At least seven bridges in the region were damaged by Tropical Storm “Paeng” over the weekend.

One bridge in Aklan, four in Antique, one in Iloilo, and another in Negros Occidental incurred varying degrees of damage due to flooding caused by torrential rains, initial data from the Department of Public Works and Highways (DPWH) showed.

It was unclear as of this writing how old those damaged bridges were.

DPWH Region 6 has also yet to clarify how often does it inspect bridges and how regular does it conduct bridge maintenance activities.

It seems the biggest contributing factor to bridges collapsing is overloading. The truck companies which own the overloaded trucks must be held accountable for allowing such a dangerous practice. The second problem is the lack of structural integrity. That bridges damaged by earthquakes are allowed to be in operation 9 years after the fact is unconscionable. The solution is for the DPWH to run an annual or bi-annual check on all bridges to make sure they are safe. That is what Senator Pimentel is calling for. 

https://newsinfo.inquirer.net/1683900/pimentel-wants-safety-review-on-bridges-after-bridge-collapse-in-pangasinan

Senate Minority Floor Leader Koko Pimentel is calling for a safety inspection of the  bridges nationwide following the recent collapse of a bridge in Pangasinan which left four persons injured.

“Are all our bridges still safe?” Pimentel said in a statement as he cited other cases of bridges collapsing like the Borja Bridge in Catigbian, Kulafu River Bridge in Davao City, a bridge in Majayjay, Laguna and Clarin Bridge over Lobo River in Loay, Bohol.

“I am worried. The incidents are very alarming. They put doubt on the structural integrity and safety of all our bridges. It is time to evaluate the safety of our bridges,” he added.

According to Pimentel, the government should start ordering an investigation especially after the collapse of Clarin Bridge in Bohol that killed four people and injured 15 more.

“Whether it is a local bridge or a DPWH-constructed and -maintained bridge, the government should order a probe and a thorough and detailed assessment of the overall safety of our bridges led by the DPWH,” Pimentel said.

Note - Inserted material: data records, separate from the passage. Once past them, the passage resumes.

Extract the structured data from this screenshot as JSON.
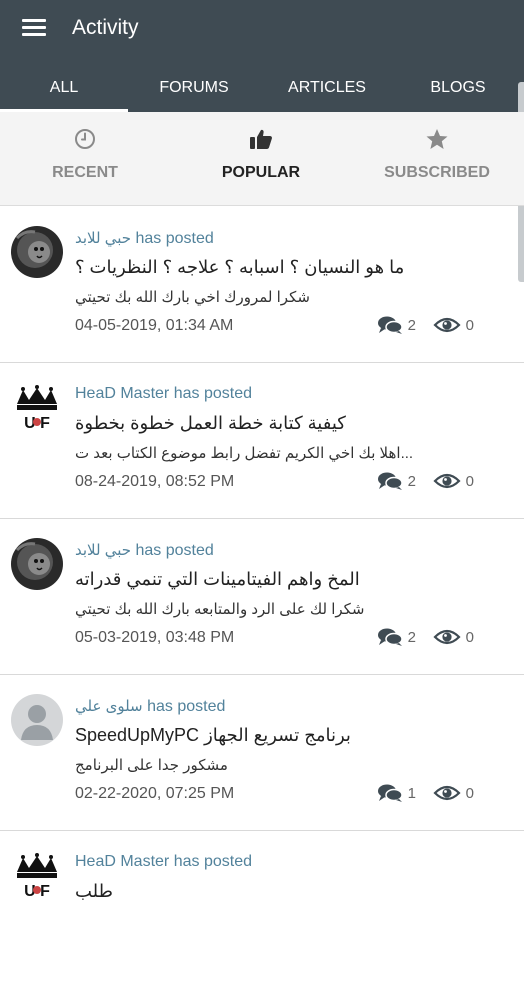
{
  "app": {
    "title": "Activity"
  },
  "tabs": [
    {
      "label": "ALL"
    },
    {
      "label": "FORUMS"
    },
    {
      "label": "ARTICLES"
    },
    {
      "label": "BLOGS"
    }
  ],
  "filters": [
    {
      "label": "RECENT",
      "icon": "clock-icon"
    },
    {
      "label": "POPULAR",
      "icon": "thumbs-up-icon"
    },
    {
      "label": "SUBSCRIBED",
      "icon": "star-icon"
    }
  ],
  "colors": {
    "header": "#3f4b53",
    "accent": "#52829b"
  },
  "posts": [
    {
      "author": "حبي للابد",
      "action": "has posted",
      "title": "ما هو النسيان ؟ اسبابه ؟ علاجه ؟ النظريات ؟",
      "reply": "شكرا لمرورك اخي  بارك الله بك  تحيتي",
      "date": "04-05-2019, 01:34 AM",
      "comments": "2",
      "views": "0",
      "avatar": "lion-photo"
    },
    {
      "author": "HeaD Master",
      "action": "has posted",
      "title": "كيفية كتابة خطة العمل خطوة بخطوة",
      "reply": "...اهلا بك اخي الكريم   تفضل رابط موضوع الكتاب بعد ت",
      "date": "08-24-2019, 08:52 PM",
      "comments": "2",
      "views": "0",
      "avatar": "crown-logo"
    },
    {
      "author": "حبي للابد",
      "action": "has posted",
      "title": "المخ واهم الفيتامينات التي تنمي قدراته",
      "reply": "شكرا لك على الرد والمتابعه  بارك الله بك  تحيتي",
      "date": "05-03-2019, 03:48 PM",
      "comments": "2",
      "views": "0",
      "avatar": "lion-photo"
    },
    {
      "author": "سلوى علي",
      "action": "has posted",
      "title": "برنامج تسريع الجهاز SpeedUpMyPC",
      "reply": "مشكور جدا على البرنامج",
      "date": "02-22-2020, 07:25 PM",
      "comments": "1",
      "views": "0",
      "avatar": "default-user"
    },
    {
      "author": "HeaD Master",
      "action": "has posted",
      "title": "طلب",
      "reply": "",
      "date": "",
      "comments": "",
      "views": "",
      "avatar": "crown-logo"
    }
  ]
}
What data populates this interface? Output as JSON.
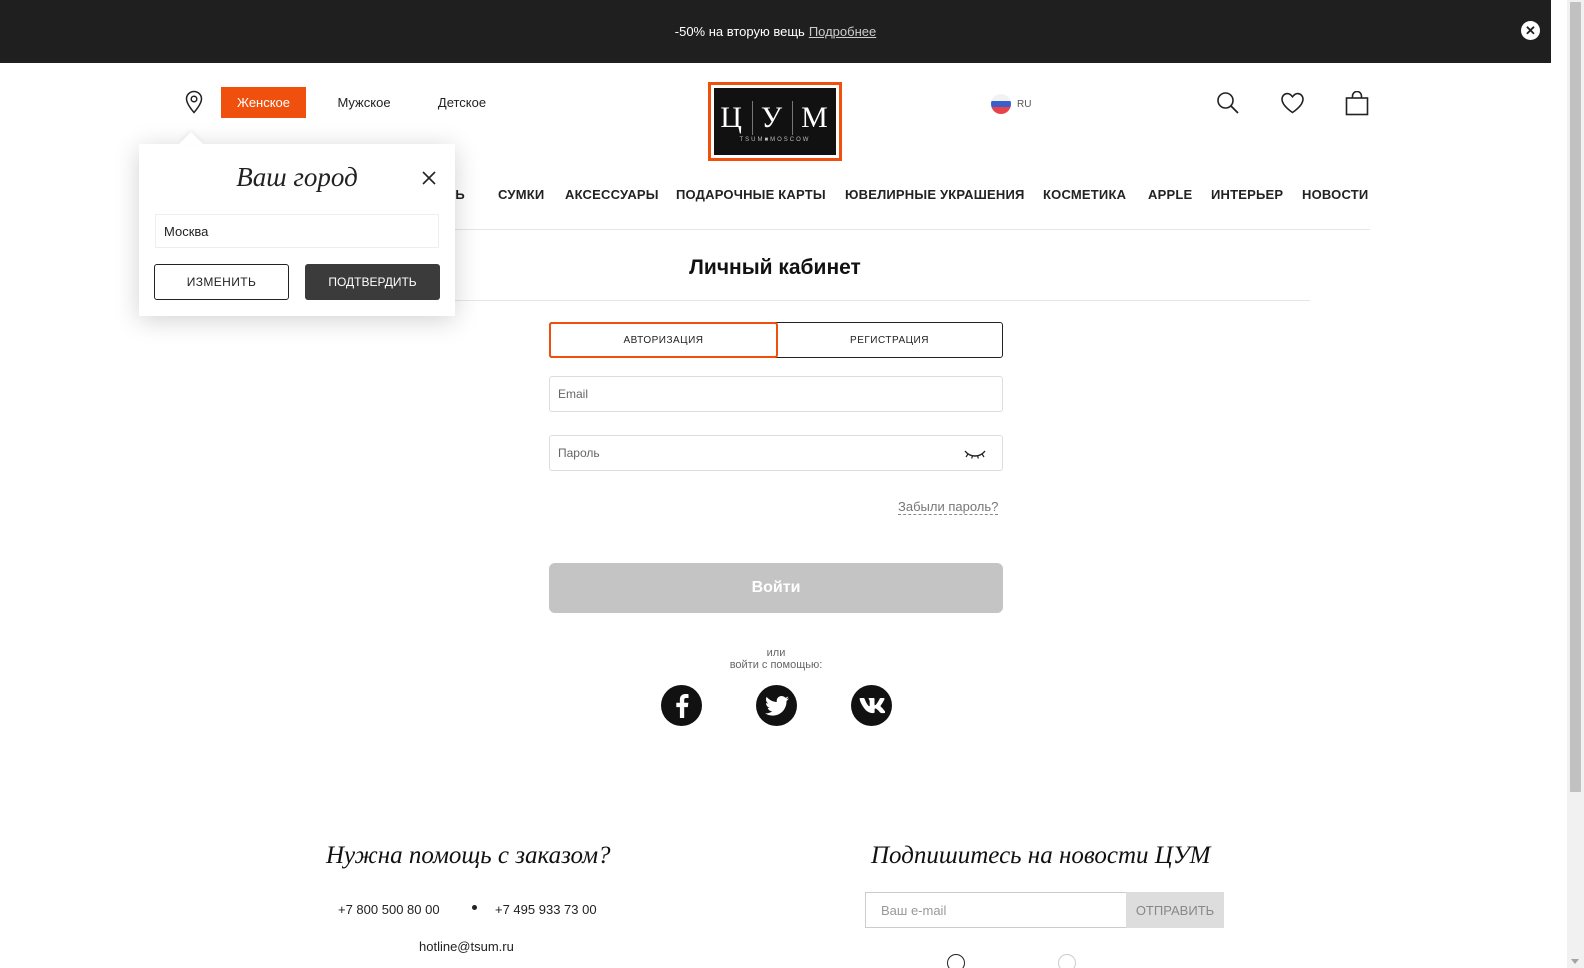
{
  "promo": {
    "text": "-50% на вторую вещь",
    "link": "Подробнее",
    "close_icon": "close-icon"
  },
  "header": {
    "genders": [
      "Женское",
      "Мужское",
      "Детское"
    ],
    "active_gender": "Женское",
    "logo": {
      "letters": [
        "Ц",
        "У",
        "М"
      ],
      "sub": "TSUM■MOSCOW"
    },
    "language": "RU",
    "icons": [
      "location-pin-icon",
      "search-icon",
      "heart-icon",
      "bag-icon"
    ],
    "accent_color": "#f0500d"
  },
  "nav": {
    "items": [
      "ОБУВЬ",
      "СУМКИ",
      "АКСЕССУАРЫ",
      "ПОДАРОЧНЫЕ КАРТЫ",
      "ЮВЕЛИРНЫЕ УКРАШЕНИЯ",
      "КОСМЕТИКА",
      "APPLE",
      "ИНТЕРЬЕР",
      "НОВОСТИ"
    ]
  },
  "main": {
    "title": "Личный кабинет",
    "tabs": [
      {
        "label": "АВТОРИЗАЦИЯ",
        "active": true
      },
      {
        "label": "РЕГИСТРАЦИЯ",
        "active": false
      }
    ],
    "email_placeholder": "Email",
    "password_placeholder": "Пароль",
    "forgot_password": "Забыли пароль?",
    "login_button": "Войти",
    "or_text": "или",
    "social_text": "войти с помощью:",
    "socials": [
      "facebook-icon",
      "twitter-icon",
      "vk-icon"
    ]
  },
  "footer": {
    "help_title": "Нужна помощь с заказом?",
    "phones": [
      "+7 800 500 80 00",
      "+7 495 933 73 00"
    ],
    "email": "hotline@tsum.ru",
    "subscribe_title": "Подпишитесь на новости ЦУМ",
    "subscribe_placeholder": "Ваш e-mail",
    "subscribe_button": "ОТПРАВИТЬ"
  },
  "city_popup": {
    "title": "Ваш город",
    "value": "Москва",
    "change_button": "ИЗМЕНИТЬ",
    "confirm_button": "ПОДТВЕРДИТЬ"
  }
}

He added that a regular assessment by the DPWH could prevent any similar incidents from occurring again, as he explained that nothing prevents the DPWH from setting aside some funds from their budget to inspect and rehabilitate local bridges.

With proper engineering and safety measures in place there really is no excuse for bridges in the Philippines to collapse.